People with intellectual disabilities have the legal right to marry. However, there is a societal stigma that causes some to be skeptical of people with disabilities exercising their right to marriage. There is a tendency to infantilize people with intellectual disabilities, to assume they are forever children and are asexual. Parents may have difficulties accepting that their adult children have the desire for romantic and physical intimacy. Some of the denial is out of a sense of protecting their adult child, and some of it is fear-based. They are allowed to get dressed up and go to Night to Shine once a year and be paired with “dates” for the night, but heaven forbid they have romance, sex (clutch the pearls), and marriage. It’s much easier to pretend people with intellectual disabilities don’t have the same desires and rights.

Even when those societal barriers are broken, the financial impact of marriage remains. The rules that financially penalize a person with disabilities if they marry are outdated. They originated in an era when people with disabilities were not expected to marry or have families. The assumption that people with disabilities won’t marry is an archaic idea that needs to be put in the past.
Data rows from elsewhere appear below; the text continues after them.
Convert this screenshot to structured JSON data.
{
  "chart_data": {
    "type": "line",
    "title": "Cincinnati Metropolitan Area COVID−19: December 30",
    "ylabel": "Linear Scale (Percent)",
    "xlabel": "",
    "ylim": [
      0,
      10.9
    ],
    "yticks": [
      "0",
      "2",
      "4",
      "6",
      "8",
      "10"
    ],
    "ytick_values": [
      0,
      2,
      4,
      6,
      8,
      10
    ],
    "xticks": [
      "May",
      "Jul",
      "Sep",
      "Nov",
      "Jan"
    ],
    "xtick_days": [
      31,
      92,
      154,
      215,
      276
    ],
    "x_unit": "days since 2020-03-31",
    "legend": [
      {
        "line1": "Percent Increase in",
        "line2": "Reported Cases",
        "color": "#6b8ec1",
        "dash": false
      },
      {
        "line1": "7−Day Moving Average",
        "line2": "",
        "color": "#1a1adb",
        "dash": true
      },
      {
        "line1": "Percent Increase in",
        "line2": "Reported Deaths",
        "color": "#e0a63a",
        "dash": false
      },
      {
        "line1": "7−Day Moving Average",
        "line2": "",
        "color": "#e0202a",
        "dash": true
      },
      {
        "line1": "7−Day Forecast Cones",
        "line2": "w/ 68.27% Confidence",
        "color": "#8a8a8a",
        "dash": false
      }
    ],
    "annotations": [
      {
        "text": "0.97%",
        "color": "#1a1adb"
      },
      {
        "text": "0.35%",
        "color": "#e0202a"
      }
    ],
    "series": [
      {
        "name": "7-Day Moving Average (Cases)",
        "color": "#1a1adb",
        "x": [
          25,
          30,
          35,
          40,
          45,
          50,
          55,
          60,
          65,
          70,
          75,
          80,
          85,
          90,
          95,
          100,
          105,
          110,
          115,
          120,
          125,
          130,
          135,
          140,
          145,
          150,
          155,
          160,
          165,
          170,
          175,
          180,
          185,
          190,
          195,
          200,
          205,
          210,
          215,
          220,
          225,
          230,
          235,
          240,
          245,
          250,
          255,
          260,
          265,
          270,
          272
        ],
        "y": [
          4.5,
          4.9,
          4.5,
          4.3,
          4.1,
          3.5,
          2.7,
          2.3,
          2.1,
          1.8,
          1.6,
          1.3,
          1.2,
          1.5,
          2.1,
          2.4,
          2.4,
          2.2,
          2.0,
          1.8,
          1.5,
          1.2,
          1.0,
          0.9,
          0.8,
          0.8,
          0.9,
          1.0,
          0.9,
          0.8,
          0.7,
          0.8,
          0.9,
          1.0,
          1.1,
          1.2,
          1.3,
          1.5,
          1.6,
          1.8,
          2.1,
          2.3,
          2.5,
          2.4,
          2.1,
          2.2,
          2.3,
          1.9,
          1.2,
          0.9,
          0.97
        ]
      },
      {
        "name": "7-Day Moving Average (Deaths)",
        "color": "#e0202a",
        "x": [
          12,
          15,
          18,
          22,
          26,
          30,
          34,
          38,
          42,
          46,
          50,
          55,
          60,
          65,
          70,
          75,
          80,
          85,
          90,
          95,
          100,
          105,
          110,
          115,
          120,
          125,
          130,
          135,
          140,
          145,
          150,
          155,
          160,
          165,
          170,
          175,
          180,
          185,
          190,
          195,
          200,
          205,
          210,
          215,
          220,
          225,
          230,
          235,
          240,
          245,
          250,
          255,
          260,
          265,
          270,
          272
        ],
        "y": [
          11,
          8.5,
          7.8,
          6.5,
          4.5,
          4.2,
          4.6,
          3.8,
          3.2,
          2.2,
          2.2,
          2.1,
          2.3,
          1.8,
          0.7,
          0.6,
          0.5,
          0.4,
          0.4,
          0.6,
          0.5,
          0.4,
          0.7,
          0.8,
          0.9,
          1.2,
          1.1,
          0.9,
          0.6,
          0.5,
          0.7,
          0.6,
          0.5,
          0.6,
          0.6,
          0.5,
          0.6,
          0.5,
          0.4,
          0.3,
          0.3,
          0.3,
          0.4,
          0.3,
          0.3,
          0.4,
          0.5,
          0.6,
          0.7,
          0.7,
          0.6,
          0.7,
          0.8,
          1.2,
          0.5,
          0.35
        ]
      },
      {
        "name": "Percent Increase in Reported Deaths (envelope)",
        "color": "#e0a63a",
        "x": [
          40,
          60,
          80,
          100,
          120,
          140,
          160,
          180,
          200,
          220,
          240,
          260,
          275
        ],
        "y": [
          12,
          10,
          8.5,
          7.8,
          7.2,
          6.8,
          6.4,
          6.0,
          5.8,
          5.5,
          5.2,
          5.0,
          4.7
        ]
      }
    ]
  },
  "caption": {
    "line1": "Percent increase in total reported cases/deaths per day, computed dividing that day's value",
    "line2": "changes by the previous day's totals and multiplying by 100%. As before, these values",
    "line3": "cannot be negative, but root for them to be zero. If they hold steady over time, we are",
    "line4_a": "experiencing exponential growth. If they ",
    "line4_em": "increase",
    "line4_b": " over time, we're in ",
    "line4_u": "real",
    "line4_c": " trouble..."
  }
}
A bipartisan bill was recently introduced that would eliminate the marriage penalty. The legislation would require that a spouse’s income and resources and a person’s marriage status be disregarded when determining SSI eligibility for those with intellectual or developmental disabilities. Hopefully, justice will be done, and couples will no longer have to choose between love and money! If the bill passes, Joe and Susie can climb down from that kissing tree and apply for a marriage license!